Companhia Fluminense serves part of the states of Minas Gerais, Rio de Janeiro, and São Paulo, including the City of São Jose dos Campos, one of the most important industrial and research centers in Latin America.

Our family of employees in Brazil will now be comprised of more than 50,000 members that will passionately serve 50 million consumers to more than 190,000 clients everyday.

Moreover, this franchise creates a perfect link between our Minas Gerais and São Paulo footprints. Providing for the opportunity to multiply the strategic alliances with customers and suppliers to generate even more value through our combined scales and setting the stage for important synergies to recapture from the reconfiguration of the supply chain of our franchisees.

Companhia Fluminense business philosophy and values are aligned with our company's social and environmental commitments. We will combine their initiative with our existing programs to strengthen our community engagement, supporting recycling and environmental care programs and [for us to include to our events] [ph] and physical activity programs in the city of Porto Real and the rest of Companhia Fluminense's territories -- territory.

We are proud to welcome Companhia Fluminense's talented team of professionals to our company. Together, we are certain that our combined efforts will present relevant career opportunities and mobility to every employee, as we balance our portfolio of geographies and sources of cash flow generation to lead the future growth perspective -- prospects of our company.

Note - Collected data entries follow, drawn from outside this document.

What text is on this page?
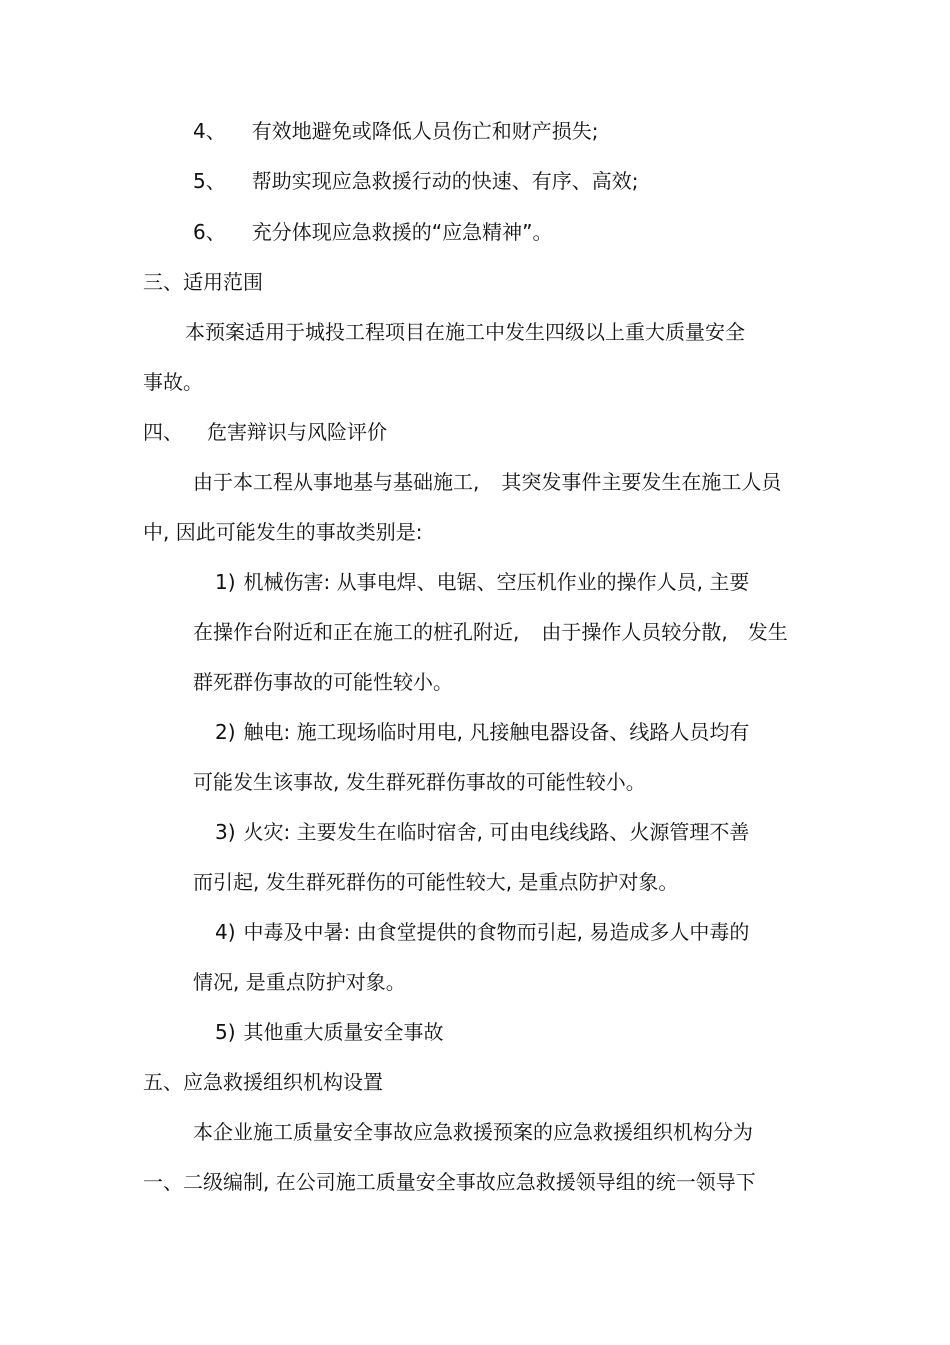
4、 有效地避免或降低人员伤亡和财产损失;
5、 帮助实现应急救援行动的快速、有序、高效;
6、 充分体现应急救援的“应急精神”。
三、适用范围
本预案适用于城投工程项目在施工中发生四级以上重大质量安全
事故。
四、 危害辩识与风险评价
由于本工程从事地基与基础施工, 其突发事件主要发生在施工人员
中, 因此可能发生的事故类别是:
1) 机械伤害: 从事电焊、电锯、空压机作业的操作人员, 主要
在操作台附近和正在施工的桩孔附近, 由于操作人员较分散, 发生
群死群伤事故的可能性较小。
2) 触电: 施工现场临时用电, 凡接触电器设备、线路人员均有
可能发生该事故, 发生群死群伤事故的可能性较小。
3) 火灾: 主要发生在临时宿舍, 可由电线线路、火源管理不善
而引起, 发生群死群伤的可能性较大, 是重点防护对象。
4) 中毒及中暑: 由食堂提供的食物而引起, 易造成多人中毒的
情况, 是重点防护对象。
5) 其他重大质量安全事故
五、应急救援组织机构设置
本企业施工质量安全事故应急救援预案的应急救援组织机构分为
一、二级编制, 在公司施工质量安全事故应急救援领导组的统一领导下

This year, we are celebrating our 10th annual journey in Brazil. Since we acquired the territories of São Paulo and Mato Grosso, as a result of the Panamco acquisition. Since the year 2003, we have grown the business organically, fostering per capita consumption of our brand, including the profitability of the business, leading the system in the development of returnable packaging alternatives, incorporating the so-called del valle business, and growing our footprint through the acquisition of the Minas Gerais franchise in the year 2008. All of these, while investing towards increasing the capacity and efficiency of our manufacturing and distribution network in the country. What better way to celebrate a decade of commitment to the country and our Brazilian consumers, than announcing these relevant acquisitions, reinforcing our long-term view and commitment to Brazil. We want to thank everyone, who worked hard to make this transaction possible, especially Companhia Fluminense shareholders, for the trust they placed in our management to carry on their legacy in this territory and to foster our commitment to create economic, social and environmental value.

Now, I would like to ask Héctor to discuss the transaction and provide more operational details about this franchise.

Héctor Treviño Gutiérrez

Thank you, Carlos, and good morning, everyone. I would like to walk you through some of the merits that we see in this acquisition, and what is the percent for our company and the Coca-Cola bottling system in Brazil.

Companhia Fluminense sold approximately 57 million unit cases of beverages, including beer, in the last 12 months ended March of 2013. Of this volume, more than 85% is sparkling beverages, close to 8% is beer, 5% are non-carbonated beverages and water, sold mostly in personal presentations. Within the sparkling beverages, close to 80% of the volumes are sold in multi-serve presentations, and slightly more than 20% is single-serve. This franchise has a relatively singular portfolio, that does not have multi-serve returnable PET presentations or the single-serve entry packs that we have in our existing territories, thus providing for opportunities to develop additional packaging alternatives to capture more consumption locations and develop a more competitive portfolio.

The competitive landscape is similar to the rest of our Brazilian franchise territories. Accordingly, we will be implementing revenue management strategies to better serve our customers and consumers.

In non-carbonated beverages, Companhia Fluminense has a leading position in juices, which are called del valle, and in the way to bring tea category [to Real] [ph]. Moreover, PowerAde's got a strong position in the sports drinks, with almost 40% of the market.

As I mentioned, the mix of water in Companhia Fluminense portfolio is relatively small, and we see an important growth opportunity in this category by increasing client coverage and ability -- and availability for our consumers. The cooler coverage that we have identified is going to be below 40%, which compares to our [third coverage] [ph] of close to 60%, presenting an opportunity to increase the coverage in these territories.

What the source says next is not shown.